Oudere Mensen Zijn Gelukkiger





In de 20e eeuw hebben we een ongekend aantal jaren aan onze levensduur toegevoegd, maar is de kwaliteit van het leven ook goed? Verrassend, ja! Psycholoog Laura Carstensen toont onderzoek dat laat zien dat naarmate mensen ouder worden, ze gelukkiger worden, meer inhoud krijgen en een positievere kijk op de wereld hebben.


"Mensen leven steeds langer en samenlevingen zijn aan het vergrijzen. Je hoort het voortdurend. Je leest erover in de krant. Je hoort het op tv. Soms maak ik me zorgen dat we er zoveel over horen dat we een langer leven beginnen te aanvaarden met een soort van tevredenheid, met gemak zelfs. Maar vergis je niet, langer leven kan en zal, volgens mij, de levenskwaliteit verbeteren op elke leeftijd.
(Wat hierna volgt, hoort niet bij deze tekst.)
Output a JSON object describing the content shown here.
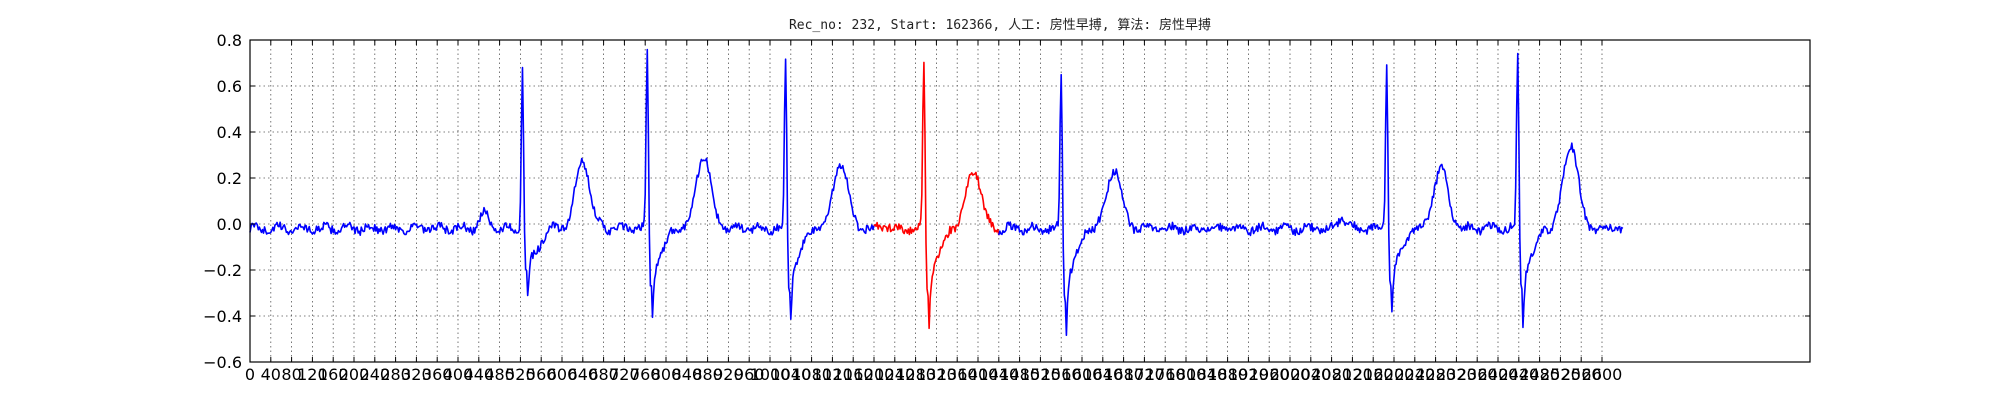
{
  "chart_data": {
    "type": "line",
    "title": "Rec_no: 232, Start: 162366, 人工: 房性早搏, 算法: 房性早搏",
    "xlabel": "",
    "ylabel": "",
    "xlim": [
      0,
      3000
    ],
    "ylim": [
      -0.6,
      0.8
    ],
    "grid": true,
    "x_ticks": [
      0,
      40,
      80,
      120,
      160,
      200,
      240,
      280,
      320,
      360,
      400,
      440,
      480,
      520,
      560,
      600,
      640,
      680,
      720,
      760,
      800,
      840,
      880,
      920,
      960,
      1000,
      1040,
      1080,
      1120,
      1160,
      1200,
      1240,
      1280,
      1320,
      1360,
      1400,
      1440,
      1480,
      1520,
      1560,
      1600,
      1640,
      1680,
      1720,
      1760,
      1800,
      1840,
      1880,
      1920,
      1960,
      2000,
      2040,
      2080,
      2120,
      2160,
      2200,
      2240,
      2280,
      2320,
      2360,
      2400,
      2440,
      2480,
      2520,
      2560,
      2600
    ],
    "y_ticks": [
      -0.6,
      -0.4,
      -0.2,
      0.0,
      0.2,
      0.4,
      0.6,
      0.8
    ],
    "y_tick_labels": [
      "−0.6",
      "−0.4",
      "−0.2",
      "0.0",
      "0.2",
      "0.4",
      "0.6",
      "0.8"
    ],
    "sample_count": 2640,
    "baseline": -0.02,
    "noise_amplitude": 0.018,
    "colors": {
      "normal": "#0000ff",
      "highlight": "#ff0000",
      "grid": "#555555",
      "axis": "#000000"
    },
    "highlight_range": [
      1200,
      1440
    ],
    "beats": [
      {
        "r_x": 524,
        "r_peak": 0.7,
        "s_min": -0.31,
        "t_x": 640,
        "t_peak": 0.27
      },
      {
        "r_x": 764,
        "r_peak": 0.78,
        "s_min": -0.37,
        "t_x": 872,
        "t_peak": 0.3
      },
      {
        "r_x": 1030,
        "r_peak": 0.76,
        "s_min": -0.38,
        "t_x": 1136,
        "t_peak": 0.27
      },
      {
        "r_x": 1296,
        "r_peak": 0.74,
        "s_min": -0.41,
        "t_x": 1392,
        "t_peak": 0.24
      },
      {
        "r_x": 1560,
        "r_peak": 0.69,
        "s_min": -0.43,
        "t_x": 1662,
        "t_peak": 0.24
      },
      {
        "r_x": 2186,
        "r_peak": 0.72,
        "s_min": -0.35,
        "t_x": 2290,
        "t_peak": 0.24
      },
      {
        "r_x": 2438,
        "r_peak": 0.79,
        "s_min": -0.4,
        "t_x": 2540,
        "t_peak": 0.35
      }
    ],
    "p_waves": [
      {
        "x": 450,
        "peak": 0.09
      },
      {
        "x": 1220,
        "peak": 0.0
      },
      {
        "x": 2100,
        "peak": 0.06
      }
    ]
  }
}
Om dat in perspectief te plaatsen, ga ik even uitzoomen. In de 20ste eeuw werden meer jaren aan de gemiddelde levensverwachting toegevoegd dan alle toegevoegde jaren samen doorheen alle voorgaande millennia van de evolutie van de mens. In een oogwenk hebben we onze levensduur bijna verdubbeld. Als je dus ooit het gevoel hebt dat je geen vat hebt op dat verouderen, hoef je jezelf niks te verwijten. Het is gloednieuw.

En omdat de vruchtbaarheidscijfers daalden tijdens dezelfde periode waarin de levensverwachting steeg, is de piramide die altijd de leeftijdsverdeling van de bevolking heeft voorgesteld, met onderaan veel jonge mensen en bovenaan een kleine piek met ouderen die het halen en tot op hoge leeftijd leven, aan het veranderen in een rechthoek.
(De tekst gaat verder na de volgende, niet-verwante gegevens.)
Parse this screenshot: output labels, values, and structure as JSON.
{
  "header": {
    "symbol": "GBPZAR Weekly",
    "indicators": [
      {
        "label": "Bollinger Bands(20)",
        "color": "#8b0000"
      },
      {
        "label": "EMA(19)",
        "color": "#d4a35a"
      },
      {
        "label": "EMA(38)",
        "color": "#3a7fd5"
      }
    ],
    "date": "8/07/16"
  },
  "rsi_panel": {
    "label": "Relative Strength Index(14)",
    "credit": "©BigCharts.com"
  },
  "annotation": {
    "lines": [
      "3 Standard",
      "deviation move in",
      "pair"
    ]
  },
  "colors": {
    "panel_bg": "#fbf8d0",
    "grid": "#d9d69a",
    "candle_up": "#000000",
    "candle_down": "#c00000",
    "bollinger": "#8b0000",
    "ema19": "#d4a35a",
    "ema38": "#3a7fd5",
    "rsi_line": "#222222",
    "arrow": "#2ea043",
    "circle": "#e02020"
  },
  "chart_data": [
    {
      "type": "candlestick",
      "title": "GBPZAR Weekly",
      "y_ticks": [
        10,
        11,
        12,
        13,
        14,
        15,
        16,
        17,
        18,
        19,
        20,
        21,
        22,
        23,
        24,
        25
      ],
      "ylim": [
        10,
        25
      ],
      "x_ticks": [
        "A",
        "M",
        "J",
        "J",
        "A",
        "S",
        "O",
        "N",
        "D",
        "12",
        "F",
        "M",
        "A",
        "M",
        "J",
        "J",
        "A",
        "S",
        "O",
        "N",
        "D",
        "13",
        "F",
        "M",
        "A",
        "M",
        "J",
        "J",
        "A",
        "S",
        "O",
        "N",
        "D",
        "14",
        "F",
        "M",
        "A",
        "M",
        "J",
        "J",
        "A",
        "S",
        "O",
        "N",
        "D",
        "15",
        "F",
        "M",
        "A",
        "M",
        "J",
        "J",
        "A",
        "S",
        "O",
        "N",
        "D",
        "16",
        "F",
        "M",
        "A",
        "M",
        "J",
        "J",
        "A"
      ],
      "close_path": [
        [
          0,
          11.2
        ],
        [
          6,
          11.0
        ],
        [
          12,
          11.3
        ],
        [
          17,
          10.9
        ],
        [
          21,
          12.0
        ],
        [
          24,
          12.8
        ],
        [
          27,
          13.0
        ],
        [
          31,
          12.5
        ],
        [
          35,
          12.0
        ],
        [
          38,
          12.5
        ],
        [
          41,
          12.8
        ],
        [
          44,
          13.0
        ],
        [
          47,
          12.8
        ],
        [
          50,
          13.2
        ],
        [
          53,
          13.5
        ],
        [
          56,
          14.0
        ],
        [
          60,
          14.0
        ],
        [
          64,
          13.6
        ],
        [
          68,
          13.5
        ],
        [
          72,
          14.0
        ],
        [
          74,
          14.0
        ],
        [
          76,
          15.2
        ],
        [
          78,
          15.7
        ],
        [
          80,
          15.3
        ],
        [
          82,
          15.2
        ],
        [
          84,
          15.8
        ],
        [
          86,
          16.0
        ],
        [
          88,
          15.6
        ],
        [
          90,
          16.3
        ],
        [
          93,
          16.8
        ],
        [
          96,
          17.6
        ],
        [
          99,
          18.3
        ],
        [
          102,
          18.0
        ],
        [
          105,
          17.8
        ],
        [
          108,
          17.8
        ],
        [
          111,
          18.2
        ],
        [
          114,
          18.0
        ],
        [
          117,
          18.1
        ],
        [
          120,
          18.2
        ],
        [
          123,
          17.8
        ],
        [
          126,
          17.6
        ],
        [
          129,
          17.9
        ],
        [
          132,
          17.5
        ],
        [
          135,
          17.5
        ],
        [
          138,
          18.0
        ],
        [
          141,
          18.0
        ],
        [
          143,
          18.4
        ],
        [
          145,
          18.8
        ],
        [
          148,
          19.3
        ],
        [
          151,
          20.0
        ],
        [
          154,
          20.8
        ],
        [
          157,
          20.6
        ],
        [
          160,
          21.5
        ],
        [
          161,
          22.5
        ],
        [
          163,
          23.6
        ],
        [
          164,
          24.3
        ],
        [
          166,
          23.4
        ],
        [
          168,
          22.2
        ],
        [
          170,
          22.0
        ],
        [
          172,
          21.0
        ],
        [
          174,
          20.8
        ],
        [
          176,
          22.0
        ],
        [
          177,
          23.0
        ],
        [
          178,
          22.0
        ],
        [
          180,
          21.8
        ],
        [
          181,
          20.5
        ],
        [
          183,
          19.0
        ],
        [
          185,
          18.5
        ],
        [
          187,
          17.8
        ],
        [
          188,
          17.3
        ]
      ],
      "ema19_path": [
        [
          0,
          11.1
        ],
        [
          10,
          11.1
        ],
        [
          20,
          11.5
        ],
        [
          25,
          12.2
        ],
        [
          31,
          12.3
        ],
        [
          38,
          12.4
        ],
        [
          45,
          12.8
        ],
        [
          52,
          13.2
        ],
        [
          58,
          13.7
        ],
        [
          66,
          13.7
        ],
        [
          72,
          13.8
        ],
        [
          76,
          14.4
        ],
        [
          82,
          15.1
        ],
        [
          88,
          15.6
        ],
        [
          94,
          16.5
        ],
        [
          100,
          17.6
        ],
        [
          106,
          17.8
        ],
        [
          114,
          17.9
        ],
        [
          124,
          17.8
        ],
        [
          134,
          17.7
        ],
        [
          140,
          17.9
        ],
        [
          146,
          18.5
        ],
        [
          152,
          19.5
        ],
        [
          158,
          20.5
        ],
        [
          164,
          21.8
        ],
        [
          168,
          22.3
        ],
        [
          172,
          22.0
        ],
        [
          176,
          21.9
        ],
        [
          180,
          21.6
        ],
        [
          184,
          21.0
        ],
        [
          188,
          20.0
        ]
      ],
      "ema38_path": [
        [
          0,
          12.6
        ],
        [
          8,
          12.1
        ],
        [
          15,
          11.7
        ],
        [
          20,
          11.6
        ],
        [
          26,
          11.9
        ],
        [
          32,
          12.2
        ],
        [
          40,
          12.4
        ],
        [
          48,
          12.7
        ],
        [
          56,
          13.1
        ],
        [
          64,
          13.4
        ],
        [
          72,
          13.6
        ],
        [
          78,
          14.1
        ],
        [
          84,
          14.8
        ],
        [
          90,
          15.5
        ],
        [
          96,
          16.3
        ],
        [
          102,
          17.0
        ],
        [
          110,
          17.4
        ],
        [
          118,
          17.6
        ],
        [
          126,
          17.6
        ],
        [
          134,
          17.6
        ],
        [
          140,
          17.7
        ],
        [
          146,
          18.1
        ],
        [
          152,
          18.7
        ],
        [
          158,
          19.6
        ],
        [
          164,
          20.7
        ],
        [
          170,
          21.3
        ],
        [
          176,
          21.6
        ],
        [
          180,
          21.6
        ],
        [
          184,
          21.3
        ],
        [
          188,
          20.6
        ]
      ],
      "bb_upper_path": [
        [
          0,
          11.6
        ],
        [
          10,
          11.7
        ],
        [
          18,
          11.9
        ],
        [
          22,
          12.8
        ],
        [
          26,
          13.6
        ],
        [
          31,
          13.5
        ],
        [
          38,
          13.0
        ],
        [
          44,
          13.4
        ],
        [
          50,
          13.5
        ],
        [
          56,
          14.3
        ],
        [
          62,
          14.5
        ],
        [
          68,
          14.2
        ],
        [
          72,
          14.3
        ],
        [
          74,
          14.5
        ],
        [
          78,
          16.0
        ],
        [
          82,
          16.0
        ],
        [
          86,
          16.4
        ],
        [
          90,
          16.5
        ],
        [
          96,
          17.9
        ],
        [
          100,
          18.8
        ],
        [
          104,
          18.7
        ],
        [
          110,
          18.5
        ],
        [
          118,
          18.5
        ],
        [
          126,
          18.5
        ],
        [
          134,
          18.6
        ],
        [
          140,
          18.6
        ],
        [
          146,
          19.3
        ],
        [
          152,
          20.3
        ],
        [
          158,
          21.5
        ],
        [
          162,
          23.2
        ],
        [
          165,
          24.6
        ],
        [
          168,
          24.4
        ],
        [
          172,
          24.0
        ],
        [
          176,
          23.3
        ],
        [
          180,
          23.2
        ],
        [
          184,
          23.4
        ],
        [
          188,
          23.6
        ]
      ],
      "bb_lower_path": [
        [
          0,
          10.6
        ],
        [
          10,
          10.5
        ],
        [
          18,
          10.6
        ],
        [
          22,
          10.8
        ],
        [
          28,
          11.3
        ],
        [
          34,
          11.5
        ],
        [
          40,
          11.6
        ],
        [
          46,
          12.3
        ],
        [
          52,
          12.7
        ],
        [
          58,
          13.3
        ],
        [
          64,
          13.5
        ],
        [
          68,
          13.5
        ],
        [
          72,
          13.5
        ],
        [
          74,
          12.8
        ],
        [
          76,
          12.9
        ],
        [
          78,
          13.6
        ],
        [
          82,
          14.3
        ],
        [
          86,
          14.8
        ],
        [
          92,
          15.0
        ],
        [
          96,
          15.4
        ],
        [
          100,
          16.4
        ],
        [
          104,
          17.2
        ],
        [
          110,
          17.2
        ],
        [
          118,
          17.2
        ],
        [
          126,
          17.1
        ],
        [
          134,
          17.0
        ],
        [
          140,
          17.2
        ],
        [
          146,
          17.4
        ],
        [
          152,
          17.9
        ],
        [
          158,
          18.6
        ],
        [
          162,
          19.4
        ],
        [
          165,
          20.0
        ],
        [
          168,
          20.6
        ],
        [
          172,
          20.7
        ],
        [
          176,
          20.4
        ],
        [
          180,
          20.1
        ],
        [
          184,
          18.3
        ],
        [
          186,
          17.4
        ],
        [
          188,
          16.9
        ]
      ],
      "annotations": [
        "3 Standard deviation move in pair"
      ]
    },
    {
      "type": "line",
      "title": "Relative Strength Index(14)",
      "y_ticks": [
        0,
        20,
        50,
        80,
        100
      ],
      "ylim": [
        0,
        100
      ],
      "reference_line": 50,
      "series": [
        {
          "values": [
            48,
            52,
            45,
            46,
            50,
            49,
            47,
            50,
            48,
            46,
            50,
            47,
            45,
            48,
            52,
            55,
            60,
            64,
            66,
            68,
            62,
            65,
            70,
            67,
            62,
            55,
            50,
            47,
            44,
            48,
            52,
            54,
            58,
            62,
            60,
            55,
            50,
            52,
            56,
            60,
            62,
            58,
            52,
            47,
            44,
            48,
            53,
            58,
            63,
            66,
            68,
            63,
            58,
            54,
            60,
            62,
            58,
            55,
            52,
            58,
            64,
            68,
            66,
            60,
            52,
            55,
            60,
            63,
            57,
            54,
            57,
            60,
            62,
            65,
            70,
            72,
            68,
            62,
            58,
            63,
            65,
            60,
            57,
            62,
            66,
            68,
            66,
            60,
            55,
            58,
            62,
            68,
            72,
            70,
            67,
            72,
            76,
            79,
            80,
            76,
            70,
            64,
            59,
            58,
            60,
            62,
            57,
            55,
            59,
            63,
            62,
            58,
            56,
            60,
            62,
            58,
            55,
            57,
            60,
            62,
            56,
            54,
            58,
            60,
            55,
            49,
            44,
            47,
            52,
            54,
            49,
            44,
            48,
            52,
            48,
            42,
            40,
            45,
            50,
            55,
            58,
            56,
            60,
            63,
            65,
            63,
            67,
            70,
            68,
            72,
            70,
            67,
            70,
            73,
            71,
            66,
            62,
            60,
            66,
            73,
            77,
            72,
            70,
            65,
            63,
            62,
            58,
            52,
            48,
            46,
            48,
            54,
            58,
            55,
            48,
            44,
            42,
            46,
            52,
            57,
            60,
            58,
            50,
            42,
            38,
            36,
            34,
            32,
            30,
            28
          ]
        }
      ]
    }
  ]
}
Als jij het soort persoon bent dat koude rillingen krijgt van bevolkingsstatistieken, dan zullen deze zeker dat effect hebben. Dat betekent namelijk dat voor de eerste keer in de geschiedenis van onze soort de meerderheid van de baby's die geboren worden in de ontwikkelde landen de kans hebben om oud te worden.
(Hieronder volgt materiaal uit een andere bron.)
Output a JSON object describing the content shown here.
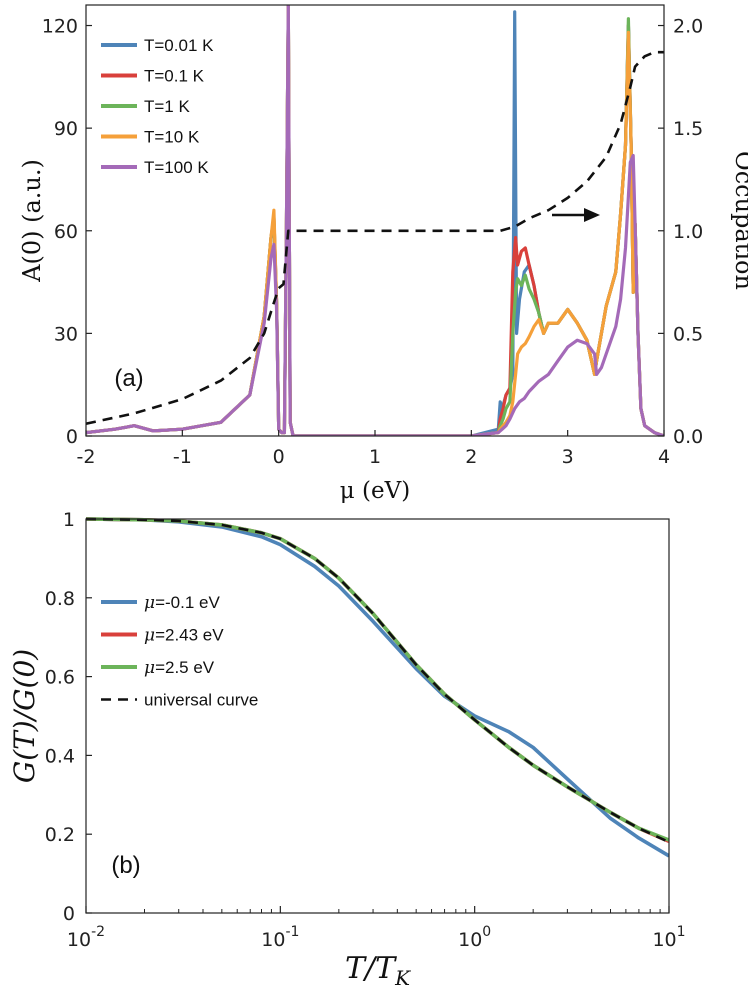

Hoe is dat gebeurd? We zijn genetisch niet sterker dan onze voorouders 10.000 jaar geleden. Deze groeiende levensverwachting is het wonderbaarlijke product van cultuur -- de smeltkroes van wetenschap en technologie en grootschalige veranderingen in gedrag die gezondheid en welzijn verbeteren. Door culturele veranderingen hebben onze voorouders een vroegtijdige dood grotendeels geëlimineerd zodat mensen nu hun leven volledig kunnen leven.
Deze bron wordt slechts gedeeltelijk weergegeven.